H96.1.842

c. 1898
2.25 in HIGH x 3.5 in WIDE
(5.71 cm HIGH x 8.89 cm WIDE)
The Oakland Tribune Collection, the Oakland Museum of California. Gift of ANG Newspapers
H96.1.842


Handwritten on the back of the photo, "Creek Route Ferry coming into Broadway slip." Photo shows a steam powered ferry with two men standing on its lower deck. A flag is waving in the wind next to the steam stack. Tall masted ships in the background.
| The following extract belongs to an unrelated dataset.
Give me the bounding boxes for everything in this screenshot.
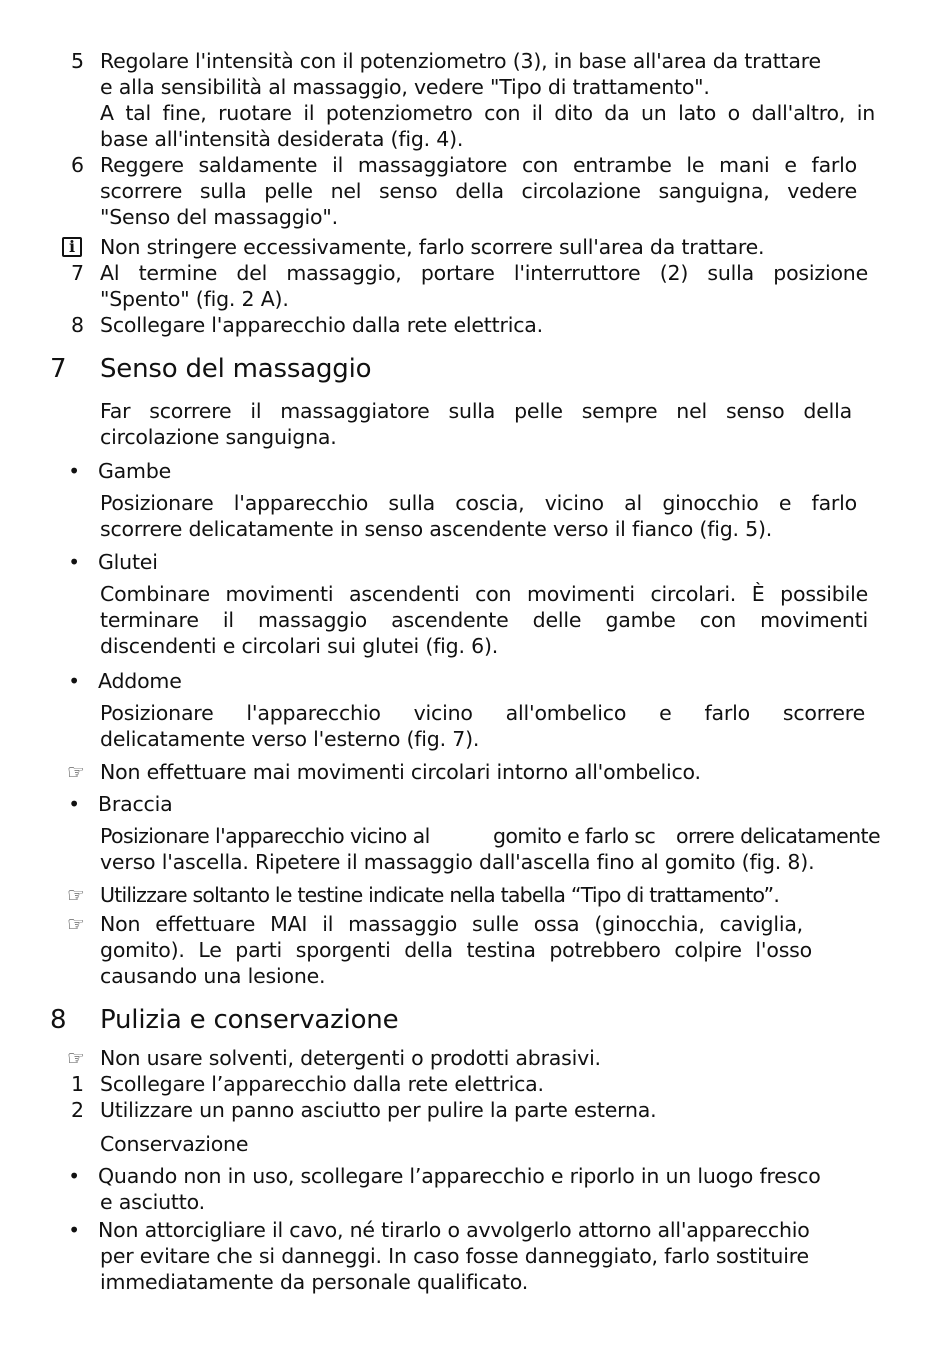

From "San Francisco Bay Ferryboats" by George H. Harlan: "The Creek Route, up what is now the Oakland Estuary, had been hazardous in 1850 when Captain Thomas Gray and his 'Kangaroo' offered the first ferry service between San Francisco and Oakland. By 1876 the channel was better and the Central Pacific was operating a ferry from the foot of Broadway in Oakland, down the Creek and across the Bay to the Ferry Building. business on this route was enlivened in 1893 when John L. Davie challenged the Southern Pacific ferry with his parallel and competing Nickel Ferry. While the Nickel Ferry was a short-lived business, it forced the S.P. to adopt the five-cent passenger fare on this route which lasted over forty years and was a great boon to unemployed job-seekers during the Great Depression of the 1930s. The Creek Route was the site of the pioneer auto ferry on the Bay, accepting the horseless carriage on a published tariff basis as early as 1908."--page 23.